In recent times, there is a shift from the joint family to the nuclear family making the family units smaller. [3] Though the magnitude of responsibility depends on the level of intellectual disability, it is greater for caregivers of MR children in small nuclear families. In our view, the knowledge of the family type of the children with MR in the present study would have helped us in knowing whether the shift from the joint family to the nuclear family burdened the caregivers and whether it increased the prevalence of depression of the mothers. Moreover, whether there was a difference in the depression level among fathers and mothers respectively.

It is also important to note that the families in the present study belonged to low socioeconomic status leading to the increased burden on the caregivers. Going into the future, the institute can help in providing some psychosocial intervention where the treatment package can include a mix of behavioral, supportive and educational techniques that can help in reducing the caregiver burden. [4] Other coping factors that can be included could be stress management, family functioning, and support from a spouse. Caregiver's health can be improved by specific stress management strategies. A prospective longitudinal study can also be planned to see the effectiveness of the psychosocial interventions in children with MR and their caregivers.

Overall, it is a good paper, and we would like to congratulate the authors for the same.

References

1McKinney B, Peterson RA. Predictors of stress in parents of developmentally disabled children.

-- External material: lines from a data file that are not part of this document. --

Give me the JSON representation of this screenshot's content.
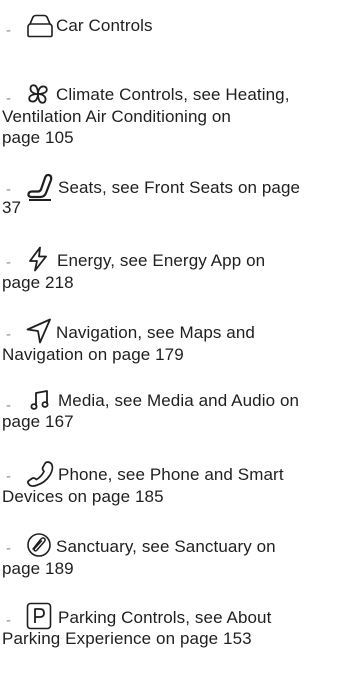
{
  "items": [
    {
      "dash": "-",
      "line1": "Car Controls",
      "line2": "",
      "icon": "car-icon"
    },
    {
      "dash": "-",
      "line1": "Climate Controls, see Heating,",
      "line2": "Ventilation Air Conditioning on",
      "line3": "page 105",
      "icon": "fan-icon"
    },
    {
      "dash": "-",
      "line1": "Seats, see Front Seats on page",
      "line2": "37",
      "icon": "seat-icon"
    },
    {
      "dash": "-",
      "line1": "Energy, see Energy App on",
      "line2": "page 218",
      "icon": "lightning-bolt-icon"
    },
    {
      "dash": "-",
      "line1": "Navigation, see Maps and",
      "line2": "Navigation on page 179",
      "icon": "navigation-arrow-icon"
    },
    {
      "dash": "-",
      "line1": "Media, see Media and Audio on",
      "line2": "page 167",
      "icon": "music-note-icon"
    },
    {
      "dash": "-",
      "line1": "Phone, see Phone and Smart",
      "line2": "Devices on page 185",
      "icon": "phone-icon"
    },
    {
      "dash": "-",
      "line1": "Sanctuary, see Sanctuary on",
      "line2": "page 189",
      "icon": "sanctuary-icon"
    },
    {
      "dash": "-",
      "line1": "Parking Controls, see About",
      "line2": "Parking Experience on page 153",
      "icon": "parking-icon"
    }
  ]
}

J Pediatr Psychol 1987;12:133-50.
2Nagarkar A, Sharma JP, Tandon SK, Goutam P. The clinical profile of mentally retarded children in India and prevalence of depression in mothers of the mentally retarded. Indian J Psychiatry 2014;56:165-70.
3Driver E.D. Family structure and socioeconomic status in Central India. In: Patel T. editors. The Family in India: Structure and Practice. 1 st ed. SAGE Publication India Pvt Ltd. 2005. pp 204.
4Malhotra S, Chakrabarti S, Nehra A. Psychological intervention with parents of autistic children. Indian J Psychiatry 2002;44:108-17.